- Theatrical release poster
- Directed by: Martha Fiennes
- Written by: Martha Fiennes
- Produced by: Tarak Ben Ammar Ron Rotholz
- Starring: Penélope Cruz Ralph Fiennes Kristin Scott Thomas
- Music by: Magnus Fiennes
- Distributed by: Momentum Pictures
- Release date: 21 May 2005;
- Running time: 136 minutes
- Country: United Kingdom
- Language: English
- Budget: $10 million (estimated)

= Chromophobia (film) =

2005 film by Martha Fiennes

Chromophobia is an ensemble film which debuted at the 2005 Cannes Film Festival in France.
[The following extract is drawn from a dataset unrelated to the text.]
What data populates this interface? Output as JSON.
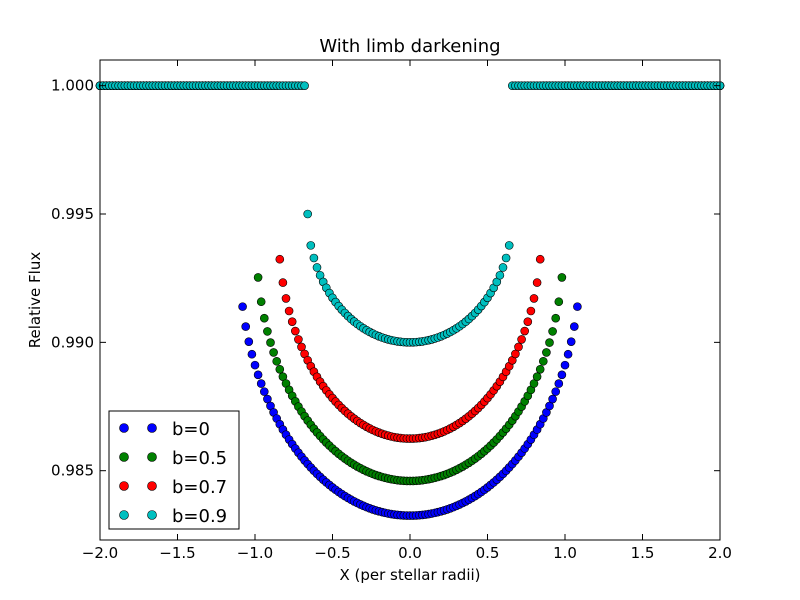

The film's crew was made up of a brother-sister trio – Martha Fiennes wrote and directed the film, Ralph Fiennes starred in it, and Magnus Fiennes composed the score. The film was shot entirely in Great Britain and the Isle of Man.

==Plot==

Chromophobia takes a look at several people and relationships. Some of these people are very wealthy and have become so obsessed with their wealth and material objects they are very detached from more important things in life. The things they choose to reject in their pursuit for the finer things in life include friendship, their children, love and integrity. At one point or another in the movie, each character begins to realize and then face their problems and in a sense their lives come crashing down. The characters then begin to see if they can get their lives back and carry on with a new outlook.